People sometimes don't understand what you might be going through as a cancer caregiver and that’s okay. I understand that sometimes people just want to help you even though what they are telling you might not be the best advice in the world. I know for me personally, I sometimes wish people would ask me before they start comparing their situation to mine or have a list of things I can try for my father. The most important point you must understand when you are talking to a cancer caregiver is that they are in a lot of stress and mental turmoil. Just because they are a cancer caregiver doesn't mean they are ok. They are fighting a battle of their own and have to do it silently. They have to deal with having to take care of a patient as well as cope with the fact that that patient might have been their whole life. Here is a list of statements you should avoid when talking to a cancer caregiver:
- “Were there no symptoms…” This statement strikes a nerve when I hear it. I imagine if there were definite symptoms people would go to their primary caregiver immediately. When I hear this statement, I feel like I am being questioned or my mother is being questioned for our dedication as a caregiver or caregiving skills in general.
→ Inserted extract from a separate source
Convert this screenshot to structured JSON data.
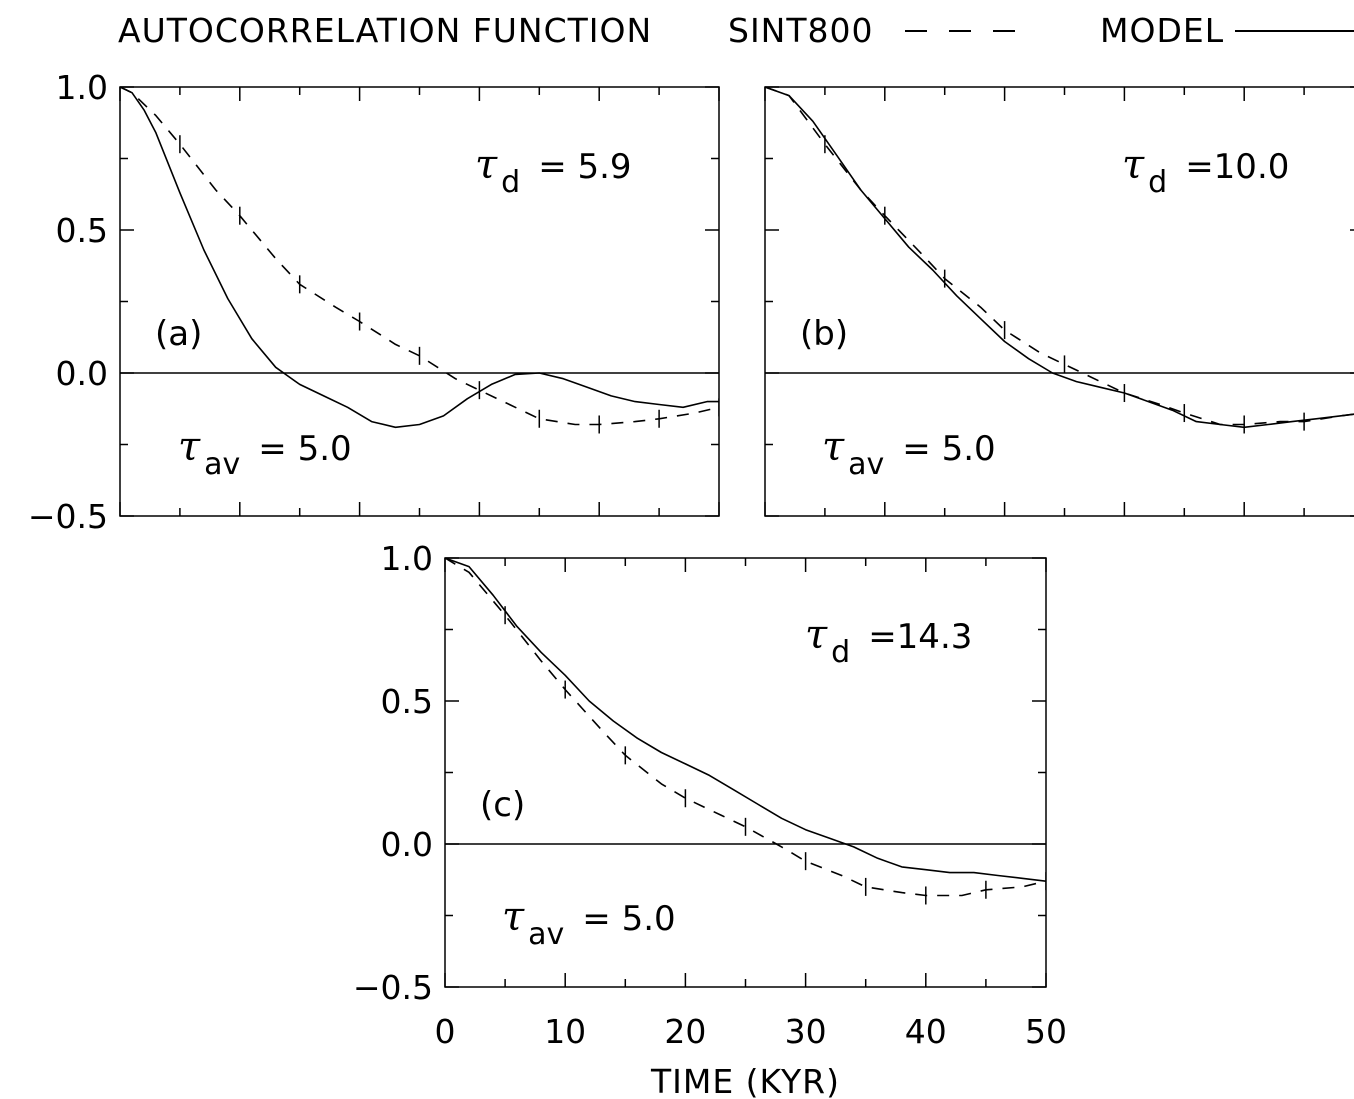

- “Maybe you’re not going to the right doctor…” Just don’t, if a patient and caregiver have faith in their oncologist, please let them be, there is a pretty good reason why they are consulting the doctor in the first place so maybe not go there.
- “Are you sure this medicine is right for them?” As a caregiver, we have a lot to already take care of and we have put our trust in a person that we might be second guessing sometimes, please don't put doubts in our heads regarding things you may not have an idea about.
- “But when my… was diagnosed they told us….” Every cancer and every diagnosis is different, just because a certain line of treatment worked for the cancer patient you were taking care of doesn't mean that it will work for everyone.
Always remember that as a cancer caregiver you are doing the best that you can and that you can't control everything that is happening, but you can provide as much comfort as possible to the cancer patient. Never doubt the process and have faith in your oncologist and the medical team that is with them. They know what they are doing, and you know what is right for the patient that you are taking care of. Thank you to everyone that has been reading my articles on this website, it means a lot to read your comments. I wanted to dedicate this article to my father (Mr. Jaladhi Mukherjee) who passed away after a long and brutal battle with stage 4 prostate cancer in August. He is the reason I started writing these articles.